S.null.dist = ((1/3)*R.j)-36
hist(S.null.dist)

## Question 5 (GRAD ONLY)
# Generate the permutation distribution for Spearman’s Rs and Kendall’s τ based on the following data:
height<-c(68,70,74)
weight<-c(145,155,160)

perm.n <- permutations(3,3)
dim.n <- dim(perm.n)[1]

library(SuppDists)
library(pspearman)
Spm.corr <- rep(NA, dim.n)
for (i in 1:dim.n) {
  Spm.corr[i] = cor(height, weight[perm.n[i,]], method="spearman")
}

Kndl.tau <- rep(NA, dim.n)
for (i in 1:dim.n) {
  Kndl.tau[i] = cor(height, weight[perm.n[i,]], method="kendall")
  }

# Spearman's
hist(Spm.corr)

# Kendall's
hist(Kndl.tau)

## Question 6
# The data below are ages (in days) of concrete cylinders and the compressive strengths of the cylinders.
# (a) Plot the data to show a non-linear relationship. Compute Pearson’s correlation, Spearman’s correlation, and Kendall’s τ .
# (b) (UNDERGRAD ONLY) Test for significant association using the Spearman correlation from the previous part.
# (c) (GRAD ONLY) Test for significant association using each of the measures from the previous part.
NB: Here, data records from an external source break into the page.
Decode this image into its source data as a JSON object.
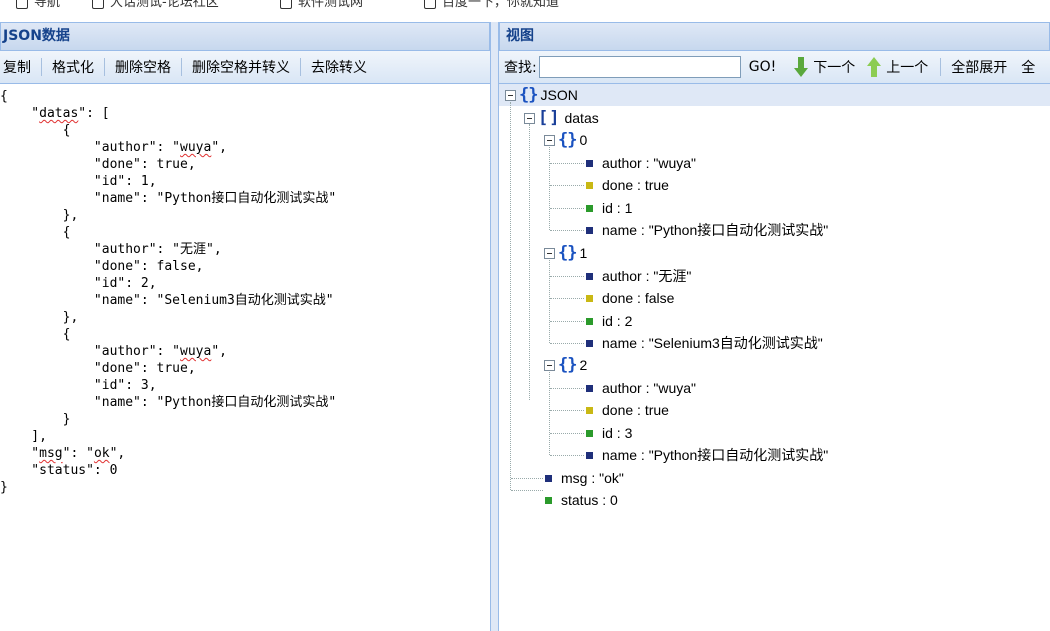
{
  "bookmarks": [
    {
      "label": "导航"
    },
    {
      "label": "大话测试-论坛社区"
    },
    {
      "label": "软件测试网"
    },
    {
      "label": "百度一下，你就知道"
    }
  ],
  "left_panel": {
    "title": "JSON数据",
    "toolbar": [
      "复制",
      "格式化",
      "删除空格",
      "删除空格并转义",
      "去除转义"
    ],
    "code_lines": [
      "{",
      "    \"datas\": [",
      "        {",
      "            \"author\": \"wuya\",",
      "            \"done\": true,",
      "            \"id\": 1,",
      "            \"name\": \"Python接口自动化测试实战\"",
      "        },",
      "        {",
      "            \"author\": \"无涯\",",
      "            \"done\": false,",
      "            \"id\": 2,",
      "            \"name\": \"Selenium3自动化测试实战\"",
      "        },",
      "        {",
      "            \"author\": \"wuya\",",
      "            \"done\": true,",
      "            \"id\": 3,",
      "            \"name\": \"Python接口自动化测试实战\"",
      "        }",
      "    ],",
      "    \"msg\": \"ok\",",
      "    \"status\": 0",
      "}"
    ]
  },
  "right_panel": {
    "title": "视图",
    "search_label": "查找:",
    "search_value": "",
    "go_label": "GO!",
    "next_label": "下一个",
    "prev_label": "上一个",
    "expand_all_label": "全部展开",
    "collapse_all_label": "全"
  },
  "tree": {
    "root_label": "JSON",
    "datas_label": "datas",
    "items": [
      {
        "index": "0",
        "fields": [
          {
            "text": "author : \"wuya\"",
            "kind": "string"
          },
          {
            "text": "done : true",
            "kind": "boolean"
          },
          {
            "text": "id : 1",
            "kind": "number"
          },
          {
            "text": "name : \"Python接口自动化测试实战\"",
            "kind": "string"
          }
        ]
      },
      {
        "index": "1",
        "fields": [
          {
            "text": "author : \"无涯\"",
            "kind": "string"
          },
          {
            "text": "done : false",
            "kind": "boolean"
          },
          {
            "text": "id : 2",
            "kind": "number"
          },
          {
            "text": "name : \"Selenium3自动化测试实战\"",
            "kind": "string"
          }
        ]
      },
      {
        "index": "2",
        "fields": [
          {
            "text": "author : \"wuya\"",
            "kind": "string"
          },
          {
            "text": "done : true",
            "kind": "boolean"
          },
          {
            "text": "id : 3",
            "kind": "number"
          },
          {
            "text": "name : \"Python接口自动化测试实战\"",
            "kind": "string"
          }
        ]
      }
    ],
    "msg": {
      "text": "msg : \"ok\"",
      "kind": "string"
    },
    "status": {
      "text": "status : 0",
      "kind": "number"
    }
  },
  "colors": {
    "string": "#1f2f7a",
    "boolean": "#c9b814",
    "number": "#2b9a2b",
    "header_text": "#15428b",
    "squiggle": "#e03030"
  }
}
age <- c(3, 7, 15, 24, 85, 180, 360)
strength <- c(2500, 3200, 4300, 5300, 5900, 6700, 6900)

# Part A
plot(strength~age)

pearson.corr <- cor.test(strength, age); pearson.corr

## 
##  Pearson's product-moment correlation
## 
## data:  strength and age
## t = 2.8414, df = 5, p-value = 0.03619
## alternative hypothesis: true correlation is not equal to 0
## 95 percent confidence interval:
##  0.08030986 0.96677652
## sample estimates:
##       cor 
## 0.7858418

spearman.corr <- cor.test(strength, age, method="spearman"); spearman.corr

## 
##  Spearman's rank correlation rho
## 
## data:  strength and age
## S = 1.2434e-14, p-value = 0.0003968
## alternative hypothesis: true rho is not equal to 0
## sample estimates:
## rho 
##   1

kendall.tau <- cor.test(strength, age, method="kendall"); kendall.tau

## 
##  Kendall's rank correlation tau
## 
## data:  strength and age
## T = 21, p-value = 0.0003968
## alternative hypothesis: true tau is not equal to 0
## sample estimates:
## tau 
##   1

# Part C
pearson.corr$"p.value"

## [1] 0.03618723

# P-value=0.036 is significant but it's clear from the graph that the relationship between the data is monotonic. Pearson's is not robust in the presence of data that violates normality, so we should look to alternative methods (distribution-free) if we want to appropriately test for significant associations.

spearman.corr$"p.value"

## [1] 0.0003968254

# We reject the null hypothesis and conclude that there is a monotonic association between age and strength of concrete cylinders (p=0.0003968)

kendall.tau$"p.value"

## [1] 0.0003968254

# We reject the null hypothesis in favor of the alternative and conclude that there is *some* statistically significant association between age and strength of concrete cylinders (p=0.0003968)